Traditionally and historically, men have done the driving and women the criticizing; that’s the natural order of things. This is the point: Over the last few decades more and more of the distaff side have taken to the wheel and yet we, the blokes, are still the ones at fault.

It just isn’t fair. Or right.Letter from the UK: Becoming an Autobot

Or Is It?

It’s a hard truth to swallow, but perhaps – only perhaps mark you – the “boy racer” tag has something to it. Car makers are at fault of course for making all those great vehicles over the decades. The rot really set in at the tail end of the 1950s here in Great Britain when the Mini first became available. Acne-afflicted adenoidal youths discovered the sheer chuck-ability of the tiny wheeled wonder and drove accordingly, and it sort of stuck with them.

We up-specified them, fitted sporting cylinder heads, a Cherry Bomb exhaust, doubled the number of carburetors, and the rest is history.
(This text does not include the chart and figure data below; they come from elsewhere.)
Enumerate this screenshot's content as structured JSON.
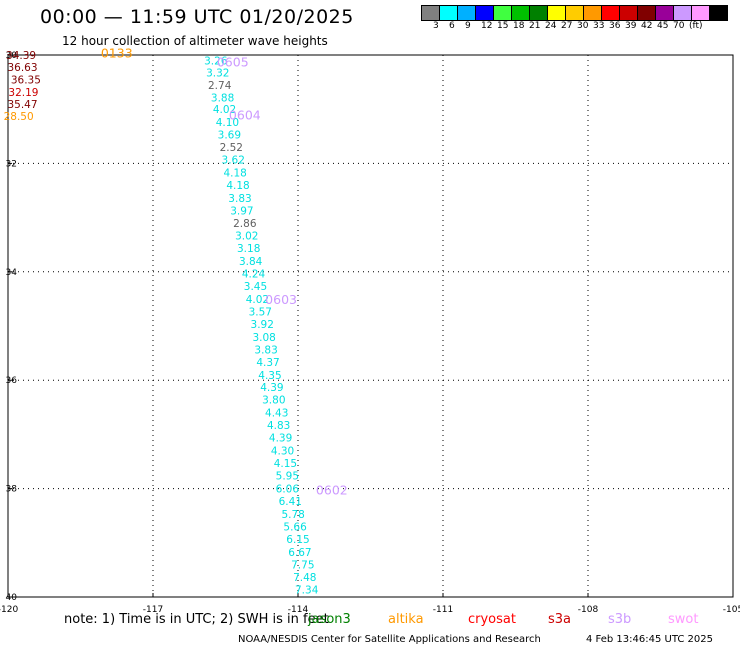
{
  "header": {
    "title": "00:00 — 11:59 UTC 01/20/2025",
    "subtitle": "12 hour collection of altimeter wave heights"
  },
  "colorbar": {
    "colors": [
      "#808080",
      "#00ffff",
      "#00b0ff",
      "#0000ff",
      "#40ff40",
      "#00c000",
      "#008000",
      "#ffff00",
      "#ffcc00",
      "#ff9900",
      "#ff0000",
      "#cc0000",
      "#800000",
      "#990099",
      "#cc99ff",
      "#ff99ff",
      "#000000"
    ],
    "labels": [
      "3",
      "6",
      "9",
      "12",
      "15",
      "18",
      "21",
      "24",
      "27",
      "30",
      "33",
      "36",
      "39",
      "42",
      "45",
      "70",
      "(ft)"
    ]
  },
  "axes": {
    "lon_ticks": [
      {
        "value": -120,
        "label": "-120"
      },
      {
        "value": -117,
        "label": "-117"
      },
      {
        "value": -114,
        "label": "-114"
      },
      {
        "value": -111,
        "label": "-111"
      },
      {
        "value": -108,
        "label": "-108"
      },
      {
        "value": -105,
        "label": "-105"
      }
    ],
    "lat_ticks": [
      {
        "value": 30,
        "label": "30"
      },
      {
        "value": 32,
        "label": "32"
      },
      {
        "value": 34,
        "label": "34"
      },
      {
        "value": 36,
        "label": "36"
      },
      {
        "value": 38,
        "label": "38"
      },
      {
        "value": 40,
        "label": "40"
      }
    ],
    "lon_range": [
      -120,
      -105
    ],
    "lat_range": [
      30,
      40
    ],
    "grid": "dotted"
  },
  "observations": [
    {
      "lon": -119.73,
      "lat": 30.0,
      "value": "34.39",
      "color": "#800000"
    },
    {
      "lon": -119.7,
      "lat": 30.22,
      "value": "36.63",
      "color": "#800000"
    },
    {
      "lon": -119.63,
      "lat": 30.45,
      "value": "36.35",
      "color": "#800000"
    },
    {
      "lon": -119.68,
      "lat": 30.68,
      "value": "32.19",
      "color": "#cc0000"
    },
    {
      "lon": -119.7,
      "lat": 30.9,
      "value": "35.47",
      "color": "#800000"
    },
    {
      "lon": -119.78,
      "lat": 31.13,
      "value": "28.50",
      "color": "#ff9900"
    },
    {
      "lon": -115.7,
      "lat": 30.1,
      "value": "3.26",
      "color": "#00e0e0"
    },
    {
      "lon": -115.66,
      "lat": 30.32,
      "value": "3.32",
      "color": "#00e0e0"
    },
    {
      "lon": -115.62,
      "lat": 30.55,
      "value": "2.74",
      "color": "#606060"
    },
    {
      "lon": -115.56,
      "lat": 30.78,
      "value": "3.88",
      "color": "#00e0e0"
    },
    {
      "lon": -115.52,
      "lat": 31.0,
      "value": "4.02",
      "color": "#00e0e0"
    },
    {
      "lon": -115.46,
      "lat": 31.24,
      "value": "4.10",
      "color": "#00e0e0"
    },
    {
      "lon": -115.42,
      "lat": 31.47,
      "value": "3.69",
      "color": "#00e0e0"
    },
    {
      "lon": -115.38,
      "lat": 31.7,
      "value": "2.52",
      "color": "#606060"
    },
    {
      "lon": -115.34,
      "lat": 31.93,
      "value": "3.62",
      "color": "#00e0e0"
    },
    {
      "lon": -115.3,
      "lat": 32.17,
      "value": "4.18",
      "color": "#00e0e0"
    },
    {
      "lon": -115.24,
      "lat": 32.4,
      "value": "4.18",
      "color": "#00e0e0"
    },
    {
      "lon": -115.2,
      "lat": 32.64,
      "value": "3.83",
      "color": "#00e0e0"
    },
    {
      "lon": -115.16,
      "lat": 32.87,
      "value": "3.97",
      "color": "#00e0e0"
    },
    {
      "lon": -115.1,
      "lat": 33.1,
      "value": "2.86",
      "color": "#606060"
    },
    {
      "lon": -115.06,
      "lat": 33.33,
      "value": "3.02",
      "color": "#00e0e0"
    },
    {
      "lon": -115.02,
      "lat": 33.56,
      "value": "3.18",
      "color": "#00e0e0"
    },
    {
      "lon": -114.98,
      "lat": 33.8,
      "value": "3.84",
      "color": "#00e0e0"
    },
    {
      "lon": -114.92,
      "lat": 34.03,
      "value": "4.24",
      "color": "#00e0e0"
    },
    {
      "lon": -114.88,
      "lat": 34.26,
      "value": "3.45",
      "color": "#00e0e0"
    },
    {
      "lon": -114.84,
      "lat": 34.5,
      "value": "4.02",
      "color": "#00e0e0"
    },
    {
      "lon": -114.78,
      "lat": 34.73,
      "value": "3.57",
      "color": "#00e0e0"
    },
    {
      "lon": -114.74,
      "lat": 34.96,
      "value": "3.92",
      "color": "#00e0e0"
    },
    {
      "lon": -114.7,
      "lat": 35.2,
      "value": "3.08",
      "color": "#00e0e0"
    },
    {
      "lon": -114.66,
      "lat": 35.43,
      "value": "3.83",
      "color": "#00e0e0"
    },
    {
      "lon": -114.62,
      "lat": 35.66,
      "value": "4.37",
      "color": "#00e0e0"
    },
    {
      "lon": -114.58,
      "lat": 35.9,
      "value": "4.35",
      "color": "#00e0e0"
    },
    {
      "lon": -114.54,
      "lat": 36.13,
      "value": "4.39",
      "color": "#00e0e0"
    },
    {
      "lon": -114.5,
      "lat": 36.36,
      "value": "3.80",
      "color": "#00e0e0"
    },
    {
      "lon": -114.44,
      "lat": 36.6,
      "value": "4.43",
      "color": "#00e0e0"
    },
    {
      "lon": -114.4,
      "lat": 36.83,
      "value": "4.83",
      "color": "#00e0e0"
    },
    {
      "lon": -114.36,
      "lat": 37.06,
      "value": "4.39",
      "color": "#00e0e0"
    },
    {
      "lon": -114.32,
      "lat": 37.3,
      "value": "4.30",
      "color": "#00e0e0"
    },
    {
      "lon": -114.26,
      "lat": 37.53,
      "value": "4.15",
      "color": "#00e0e0"
    },
    {
      "lon": -114.22,
      "lat": 37.76,
      "value": "5.95",
      "color": "#00e0e0"
    },
    {
      "lon": -114.22,
      "lat": 38.0,
      "value": "6.06",
      "color": "#00e0e0"
    },
    {
      "lon": -114.16,
      "lat": 38.23,
      "value": "6.41",
      "color": "#00e0e0"
    },
    {
      "lon": -114.1,
      "lat": 38.47,
      "value": "5.78",
      "color": "#00e0e0"
    },
    {
      "lon": -114.06,
      "lat": 38.7,
      "value": "5.66",
      "color": "#00e0e0"
    },
    {
      "lon": -114.0,
      "lat": 38.93,
      "value": "6.15",
      "color": "#00e0e0"
    },
    {
      "lon": -113.96,
      "lat": 39.17,
      "value": "6.67",
      "color": "#00e0e0"
    },
    {
      "lon": -113.9,
      "lat": 39.4,
      "value": "7.75",
      "color": "#00e0e0"
    },
    {
      "lon": -113.86,
      "lat": 39.63,
      "value": "7.48",
      "color": "#00e0e0"
    },
    {
      "lon": -113.82,
      "lat": 39.86,
      "value": "7.34",
      "color": "#00e0e0"
    }
  ],
  "pass_labels": [
    {
      "lon": -117.75,
      "lat": 29.95,
      "label": "0133",
      "color": "#ff9900"
    },
    {
      "lon": -115.35,
      "lat": 30.12,
      "label": "0605",
      "color": "#cc99ff"
    },
    {
      "lon": -115.1,
      "lat": 31.1,
      "label": "0604",
      "color": "#cc99ff"
    },
    {
      "lon": -114.35,
      "lat": 34.5,
      "label": "0603",
      "color": "#cc99ff"
    },
    {
      "lon": -113.3,
      "lat": 38.02,
      "label": "0602",
      "color": "#cc99ff"
    }
  ],
  "footer": {
    "note": "note:  1) Time is in UTC; 2) SWH is in feet",
    "legend": [
      {
        "name": "jason3",
        "color": "#008000"
      },
      {
        "name": "altika",
        "color": "#ff9900"
      },
      {
        "name": "cryosat",
        "color": "#ff0000"
      },
      {
        "name": "s3a",
        "color": "#cc0000"
      },
      {
        "name": "s3b",
        "color": "#cc99ff"
      },
      {
        "name": "swot",
        "color": "#ff99ff"
      }
    ],
    "credits": "NOAA/NESDIS Center for Satellite Applications and Research",
    "timestamp": "4 Feb 13:46:45 UTC 2025"
  }
}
The “boy racers” of yesteryear have grown up now and purchased Porsches and powerful BMWs believing that road conditions have never changed and their own reflexes are as they always were, back in those blossoming years of lusting flush and not in any way dulled by age or infirmity. This is why, when someone adjacent on the road drives badly we become incensed and determined to prove we can do it better. The rules say we should turn the other cheek and report the miscreant to the authorities; but this is not the manly way.

The Reason Why

You see, the problem for chaps is that they routinely suffer from an illness called Machismo. Characteristics of this terrible disease include a feeling of dominance, fierceness, and bravado and really you should feel sorry for them when so afflicted, bless them. Not wrong, right; just misunderstood. It is a well known medical fact, for example, that driving fast cars actually does make men more virile and attractive so it’s no wonder there’s trouble.

So men will continue to labor under the misnomer of “boy racer” and this is likely to only be changed by something radical like death by old age. This is because it never leaves you. The great and legendary British motor-racing Knight Of The Realm, Sir Stirling Moss himself, is on record saying he got into motor racing because it was dangerous. It’s the buzz! It’s the charge! There’s nothing we can do about it.

The final word lies in a famous expression: “When I was a boy I drove as a boy. Now that I am a man I’ll drive how the heck I like.”

From memory this may not be exactly the correct quote, but I’m probably right.